This is the third, and final part of a three-part recollection and reflection: “On choosing to teach: a professor reflects”, by Peter Mellalieu. To read part one, please click this link, and part two, please click here.
In the the first and second part of this series I outlined the events that led to my ‘call to teach’ at Massey University in the late 1980s, recalled the earlier influences on my life such as the two innovative teachers I had as parents, and my experience tutoring fellow students at high school and university. I also described my arrival at the university and induction, my anxiety and preparation for my first lecture, and the logistical catastrophe of my first on-campus programme. These have all shaped my consequent approaches to curriculum innovation and development.
In this episode, I explore my advancing teaching practice, and discuss some of the principles of adventure learning.
Advancing my teaching practice
Image source – by Mark Brannan
I recall from my ‘blue book’ that a tertiary teacher often embarks on their teaching according to the manner in which they have been taught. The blue book (mentioned in Part 1) certainly expanded my repertoire of possibilities and approaches. However, I now recognise that by the time I had become a university teacher – in my early thirties – I had experienced as a student an exceptionally wide range of formal teaching and training techniques. Perhaps the learning environments I had experienced are unique in their diversity!
During the early 1970s I was a pupil in what was then regarded as New Zealand’s most progressive state school: Cambridge High School. Our principal, George Nairn Marshall, instructed our senior class in what is now termed ‘critical thinking’. My physics teacher coached a team of students to compete in the NBR/NCR National Business Game Competition in 1972-73. The competition was a computer-facilitated learning experience that I recorded for posterity in the High School Yearbook. Until recently, I utilised a computer-based business game to teach students about decision support systems, financial engineering, and strategic thinking: Thompson and Strickland’s Business Strategy Game, (BSG).

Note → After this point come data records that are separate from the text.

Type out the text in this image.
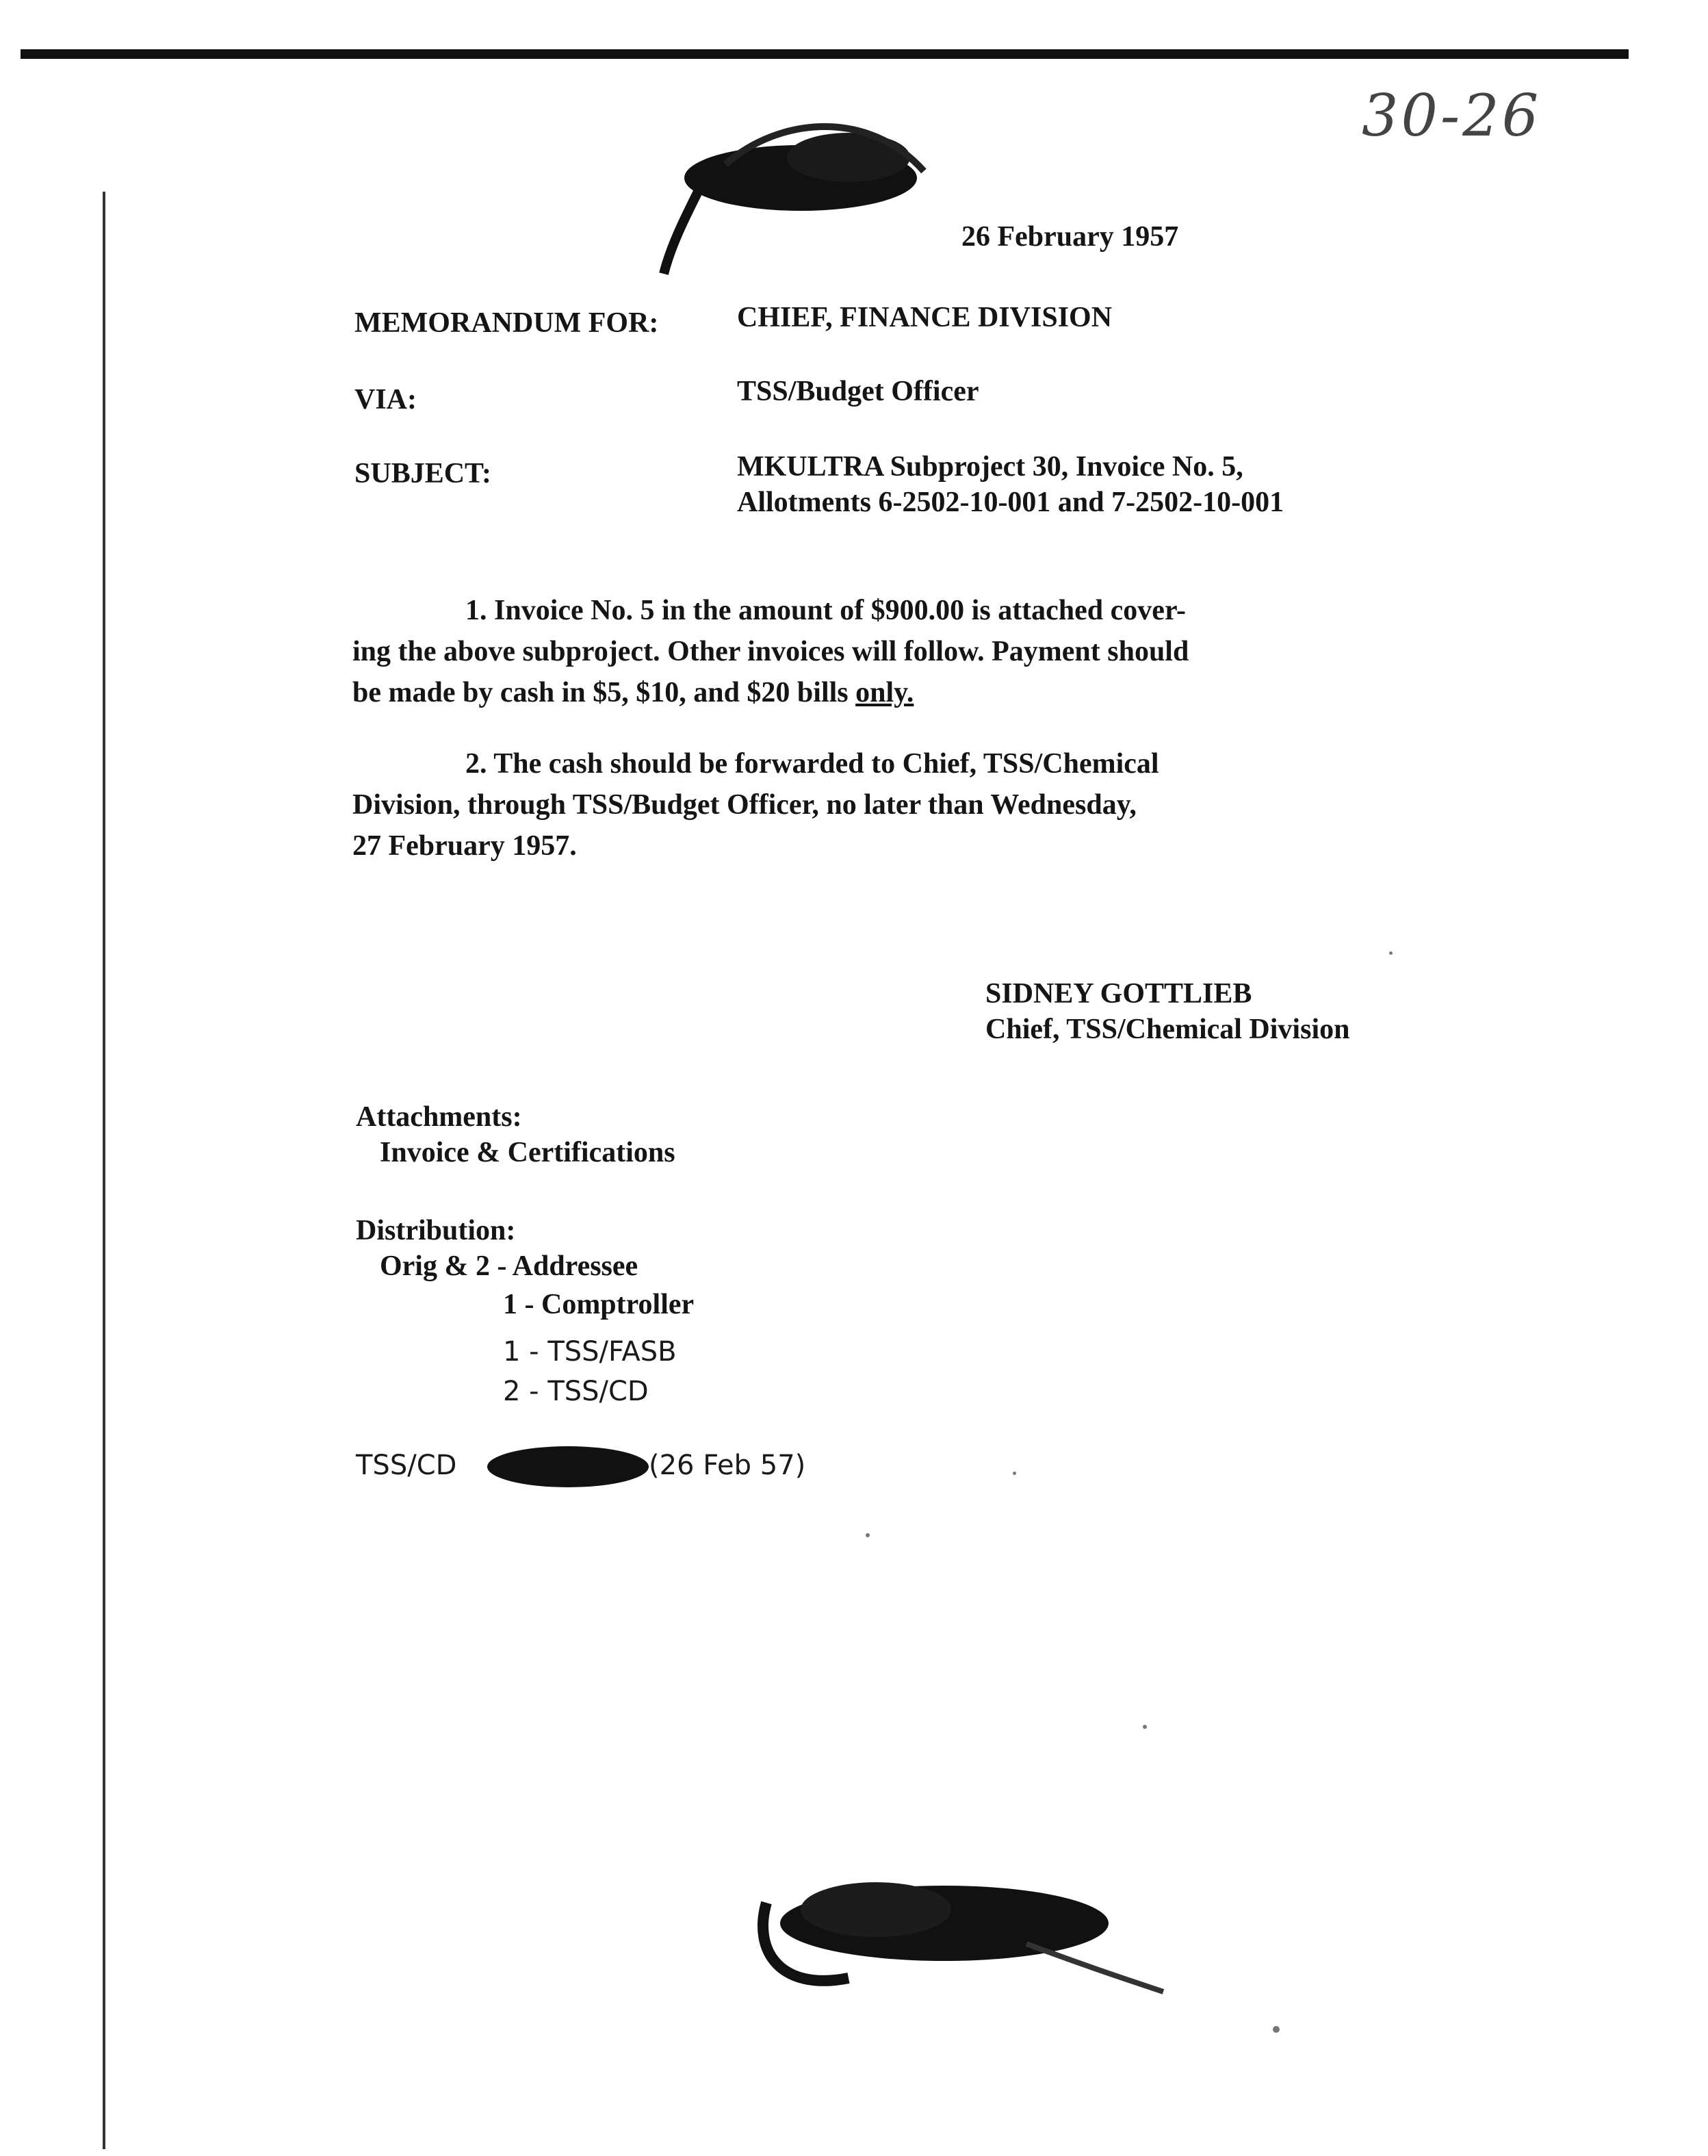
30-26
26 February 1957
MEMORANDUM FOR:	CHIEF, FINANCE DIVISION
VIA:	TSS/Budget Officer
SUBJECT:	MKULTRA Subproject 30, Invoice No. 5,
Allotments 6-2502-10-001 and 7-2502-10-001
1. Invoice No. 5 in the amount of $900.00 is attached cover-
ing the above subproject. Other invoices will follow. Payment should
be made by cash in $5, $10, and $20 bills only.
2. The cash should be forwarded to Chief, TSS/Chemical
Division, through TSS/Budget Officer, no later than Wednesday,
27 February 1957.
SIDNEY GOTTLIEB
Chief, TSS/Chemical Division
Attachments:
Invoice & Certifications
Distribution:
Orig & 2 - Addressee
1 - Comptroller
1 - TSS/FASB
2 - TSS/CD
TSS/CD	(26 Feb 57)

Whilst Steve Jobs and Bill Wozniak were inventing the Personal Computer (PC) and laying the foundation for Apple Corporation, I was building my own thermionic valve-driven audio mono-fi-amplifier. My equivalent of the internet and Google Search, the Encyclopaedia Britannica, informed me precisely how to make the usual childhood weapons of mass destruction, interplanetary travel, … and yoghurt. I programmed physics problems (Einstein’s relativistic mass equations) by punching out the chad from a Hollerith computer punch card using a bent paper clip: PORTRAN for Portable FORTRAN. These learning exercises were quite autodidactic – or self-directed as we now might say.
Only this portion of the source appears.